One of the things is that the government is taking the loss in the present (on the 10yr sale they received roughly 538Mio, on a future liability of 599Mio plus 4.8% interest for the next coming 10 years). The loss of this deal is booked in the 2011 book year, but the interest to be payed over the next 10 years will be of 4.8%, the bond's coupon.
For the buyer of the bond, the yield they are getting is of 4.8% in the next 10 coming years and a capital gain in the future equivalent of the remaining 1.9%/year (the difference between the payed price - 86.91 - and the price they will receive in maturity 100%.
Therefore, if the government budget is counting on this present loss (wich I believe it is), everything will be "fine", because the future cost of money will allways be of 4.8%, with the obvious exception of 2011 (wich the government points out to be around 5% average).
Please feel free to comment (critics are welcome).
@Paulo Cesar Martins
ReplyDeleteI followed RR advice and posted the comment with your suggestion on "save".
I am sure your numbers are correct but can you explain me what you mean by "fine"?
f
Hello again,
ReplyDeleteThe bond in question has a coupon of 4,8% which is a "fine" rate for 10 years. (US Treasuries 10year average in the last 10 years was 4,29%. http://www.federalreserve.gov/releases/h15/data/Annual/H15_TCMNOM_Y10.txt).

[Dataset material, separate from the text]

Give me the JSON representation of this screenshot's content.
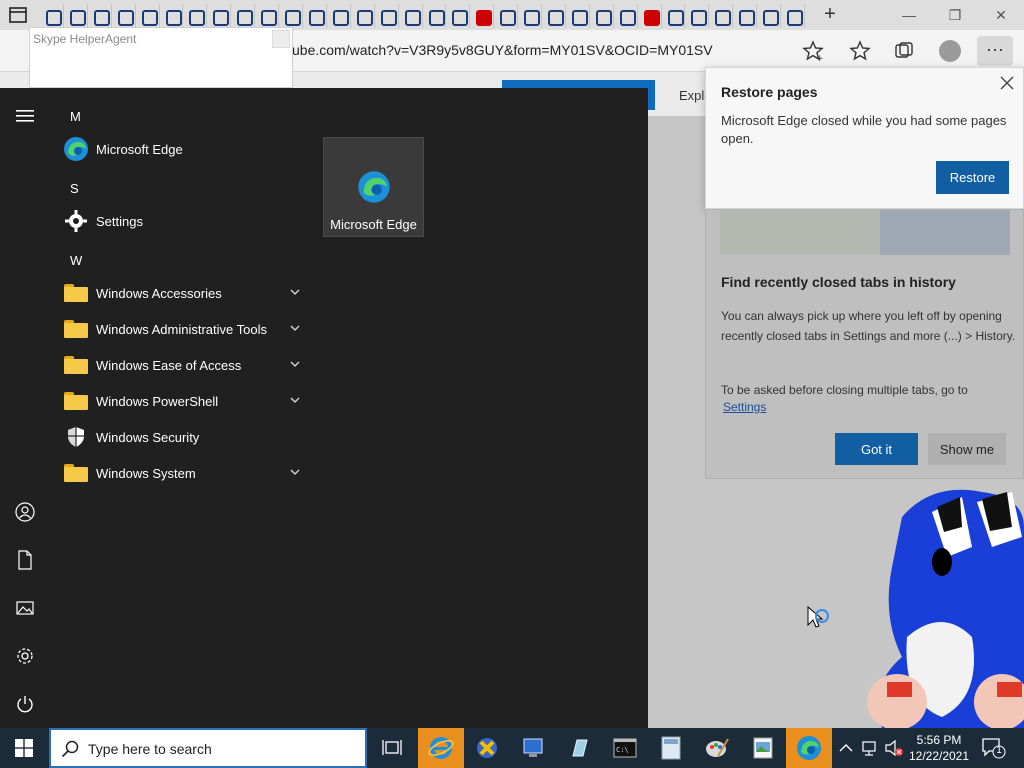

Of course that we are still financing above our growth, but that would be another story...
"It was good news because the rate coming out of the auction was lower than what was expected."
ReplyDeleteRicardo Reis, if you look at the auction results here, you can confirm that the "weighted average yield" of the OT2020 would always be lower than the previous auction (6,8%) because the government's "stop yield" was 6,759%.
For the OT2014 the "stop yield" was 5,440%, much higher than the yield of the previous auction (4,041%).
This shows that the government implemented a excelent media strategy since everyone was only looking at the 10year bond, the market's reference.
What you can take from the results is that there was demand below the market prices, enough to fill the needed government requirement (minimum 300Mio in each bond) in the 10yr bond. This is somehow a success, as the mkt was doing well above 7% in the morning.
ReplyDeleteThe conclusion we can take from the relative success of the 10yr and the relative failure of the 2014 is that the mkt is looking at the short term as being the most riskier and therefore, requires a higher yield.
P.S. Just FYI, I've been trading huge amounts of Senior Caixa Geral bonds (the 5.125, 2014) way above 7%.